Project Summary This SBIR Phase IIB project focuses on developing, characterizing, and validating the next-generation clinical visible-light optical coherence tomography (vis-OCT) as a clinical tool to improve the clinical management of glaucoma. The new vis-OCT (Aurora X3) by Opticent, Inc. will offer 1.3-µm axial resolution at an A-line rate of up to 250 kHz. The new Aurora X3 system embodies a newly-designed red laser scanning internal eye fixation and a fully integrated near-infrared scanning laser ophthalmology with a principally new balanced-detection vis- OCT, which approaches shot-noise limited imaging for the first time. The adoption of Aurora X3 will address two unmet needs in clinical glaucoma diagnosis and detection of progression: (1) the ability to measure retinal sublayer structure and (2) to accurately assess local retinal hemoglobin oxygen saturation (sO2). The earliest structural changes in glaucoma are thought to be retracting retinal ganglion cell (RGC) dendrites in the inner plexiform layer (IPL). Identifying loss of synapses, either by decreased scattering or by the change in IPL sublayers’ thicknesses, could serve as an earlier and more sensitive biomarker for glaucoma than any other clinical standard. Measuring retinal sO2 and specific arteriole-venule couplets can determine the oxygen extraction in the regions served by those vessels, and our preliminary data indicate that regions showing damage in glaucomatous eyes have lower oxygen extraction than similar areas in healthy eyes. This observation suggests that such oxygen extraction abnormalities can be measured well beyond the “floor effect” threshold noted with conventional OCT, allowing assessment of disease beyond the time point that conventional structural OCT becomes insensitive. This project will conduct a multi-site clinical test using the latest Aurora X3 clinical vis-OCT at New York University, Stanford University, and University of Virginia to validate the proposed IPL and sO2 biomarkers in glaucoma.

项目摘要 该SBIR IIB期项目的重点是开发、表征和验证下一代临床 可见光光学相干断层扫描（vis-OCT）作为一种临床工具，以改善临床管理 青光眼Opticent，Inc.的新型vis-OCT（Aurora X3）将提供1.3微米的轴向分辨率，A线速率为 高达250 kHz。新的Aurora X3系统体现了新设计的红色激光扫描内眼固定 和一个完全集成的近红外扫描激光眼科与一个主要的新的平衡检测维斯光， OCT首次接近散粒噪声限制成像。Aurora X3的采用将解决两个问题 临床青光眼诊断和进展检测中未满足的需求：（1）测量视网膜病变的能力， 亚层结构和（2）准确评估局部视网膜血红蛋白氧饱和度（sO2）。最早的 青光眼的结构变化被认为是视网膜神经节细胞（RGC）树突在内部收缩， 网状层（IPL）。
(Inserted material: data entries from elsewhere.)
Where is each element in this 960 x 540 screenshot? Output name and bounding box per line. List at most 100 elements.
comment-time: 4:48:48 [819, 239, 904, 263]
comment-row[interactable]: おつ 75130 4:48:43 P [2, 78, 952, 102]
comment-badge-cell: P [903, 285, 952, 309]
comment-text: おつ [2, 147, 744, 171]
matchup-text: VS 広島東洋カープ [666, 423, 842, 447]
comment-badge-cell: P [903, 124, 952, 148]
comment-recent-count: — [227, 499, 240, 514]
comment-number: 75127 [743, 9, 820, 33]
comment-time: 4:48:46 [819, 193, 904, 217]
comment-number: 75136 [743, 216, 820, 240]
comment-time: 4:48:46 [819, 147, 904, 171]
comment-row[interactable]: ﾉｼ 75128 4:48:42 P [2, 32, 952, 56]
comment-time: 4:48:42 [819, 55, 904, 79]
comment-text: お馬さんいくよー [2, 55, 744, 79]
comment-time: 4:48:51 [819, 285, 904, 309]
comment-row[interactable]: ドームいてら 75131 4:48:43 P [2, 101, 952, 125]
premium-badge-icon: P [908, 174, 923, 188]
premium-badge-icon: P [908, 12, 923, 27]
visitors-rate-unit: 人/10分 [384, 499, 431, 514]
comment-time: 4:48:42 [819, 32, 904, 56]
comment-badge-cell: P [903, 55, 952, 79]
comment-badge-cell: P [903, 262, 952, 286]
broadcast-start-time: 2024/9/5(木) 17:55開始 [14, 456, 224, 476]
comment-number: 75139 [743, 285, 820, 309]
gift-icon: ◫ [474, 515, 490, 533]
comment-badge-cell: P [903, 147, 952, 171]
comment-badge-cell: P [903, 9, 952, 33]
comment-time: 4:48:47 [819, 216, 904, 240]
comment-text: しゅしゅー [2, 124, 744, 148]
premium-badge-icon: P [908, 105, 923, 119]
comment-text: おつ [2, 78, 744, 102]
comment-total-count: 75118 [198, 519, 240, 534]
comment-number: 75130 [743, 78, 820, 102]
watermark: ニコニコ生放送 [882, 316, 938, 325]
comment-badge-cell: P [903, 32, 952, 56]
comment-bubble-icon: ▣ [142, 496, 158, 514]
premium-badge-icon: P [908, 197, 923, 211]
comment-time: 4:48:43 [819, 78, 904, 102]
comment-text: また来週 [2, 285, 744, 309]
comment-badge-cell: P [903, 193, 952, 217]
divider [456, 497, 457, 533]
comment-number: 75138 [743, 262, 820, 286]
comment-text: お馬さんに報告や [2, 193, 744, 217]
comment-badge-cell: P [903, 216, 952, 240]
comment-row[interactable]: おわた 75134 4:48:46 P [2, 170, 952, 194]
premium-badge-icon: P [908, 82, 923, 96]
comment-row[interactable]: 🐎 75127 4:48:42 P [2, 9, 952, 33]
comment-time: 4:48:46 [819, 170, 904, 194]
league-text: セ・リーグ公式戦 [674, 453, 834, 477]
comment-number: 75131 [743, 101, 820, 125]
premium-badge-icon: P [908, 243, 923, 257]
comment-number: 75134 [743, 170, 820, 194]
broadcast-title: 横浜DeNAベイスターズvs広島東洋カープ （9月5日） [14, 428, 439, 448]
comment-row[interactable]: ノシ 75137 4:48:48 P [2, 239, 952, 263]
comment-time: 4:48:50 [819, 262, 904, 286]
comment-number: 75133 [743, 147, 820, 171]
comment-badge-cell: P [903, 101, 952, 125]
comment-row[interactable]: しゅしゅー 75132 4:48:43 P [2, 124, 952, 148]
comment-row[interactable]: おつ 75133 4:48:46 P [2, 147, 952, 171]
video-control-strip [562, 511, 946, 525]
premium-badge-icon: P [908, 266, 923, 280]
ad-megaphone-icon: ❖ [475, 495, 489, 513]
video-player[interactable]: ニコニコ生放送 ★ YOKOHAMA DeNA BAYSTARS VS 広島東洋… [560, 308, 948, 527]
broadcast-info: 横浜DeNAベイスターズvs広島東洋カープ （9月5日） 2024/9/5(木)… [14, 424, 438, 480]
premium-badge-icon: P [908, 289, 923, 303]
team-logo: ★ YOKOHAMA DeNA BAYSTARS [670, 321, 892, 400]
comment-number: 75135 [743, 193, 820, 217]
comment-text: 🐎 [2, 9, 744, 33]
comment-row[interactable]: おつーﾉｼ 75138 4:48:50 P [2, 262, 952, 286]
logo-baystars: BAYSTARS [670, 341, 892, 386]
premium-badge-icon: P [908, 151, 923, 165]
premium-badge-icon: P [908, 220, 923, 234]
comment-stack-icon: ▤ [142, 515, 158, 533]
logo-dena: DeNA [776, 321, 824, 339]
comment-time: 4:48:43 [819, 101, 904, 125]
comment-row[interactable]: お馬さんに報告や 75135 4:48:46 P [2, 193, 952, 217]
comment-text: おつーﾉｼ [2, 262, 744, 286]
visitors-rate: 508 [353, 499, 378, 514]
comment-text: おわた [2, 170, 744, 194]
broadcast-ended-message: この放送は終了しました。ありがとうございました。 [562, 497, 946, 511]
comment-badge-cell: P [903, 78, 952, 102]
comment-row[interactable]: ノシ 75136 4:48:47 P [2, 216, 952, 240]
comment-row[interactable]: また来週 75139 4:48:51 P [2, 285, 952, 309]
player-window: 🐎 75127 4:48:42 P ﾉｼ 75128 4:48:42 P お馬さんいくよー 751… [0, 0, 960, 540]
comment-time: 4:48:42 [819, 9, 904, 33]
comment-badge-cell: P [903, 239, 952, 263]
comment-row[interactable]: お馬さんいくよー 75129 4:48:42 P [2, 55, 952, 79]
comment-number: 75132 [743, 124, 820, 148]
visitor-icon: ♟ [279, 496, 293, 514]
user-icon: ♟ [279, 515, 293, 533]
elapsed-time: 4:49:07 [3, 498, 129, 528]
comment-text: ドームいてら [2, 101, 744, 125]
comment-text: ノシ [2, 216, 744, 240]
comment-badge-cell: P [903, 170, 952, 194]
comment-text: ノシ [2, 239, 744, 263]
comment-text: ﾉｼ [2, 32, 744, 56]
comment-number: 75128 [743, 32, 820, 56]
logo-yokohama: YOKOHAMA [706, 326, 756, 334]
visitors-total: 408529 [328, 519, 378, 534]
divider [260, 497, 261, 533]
通过散射减少或IPL变化来识别突触丢失 亚层的厚度，可以作为一个更早，更敏感的生物标志物青光眼比任何其他 临床标准测量视网膜sO2和特定的小动脉-小静脉偶联可以确定氧 在这些船只服务的地区进行开采，我们的初步数据表明， 与健康眼睛中的类似区域相比，青光眼眼睛中的氧提取较低。该观察结果 表明这种氧提取异常可以在“地板效应”阈值之外进行测量 用传统的OCT注意到，允许在传统的结构性检查的时间点之外评估疾病。 OCT变得不敏感。该项目将使用最新的Aurora X3临床 vis-OCT在纽约大学、斯坦福大学和弗吉尼亚大学验证拟议的IPL， 青光眼中的sO2生物标志物。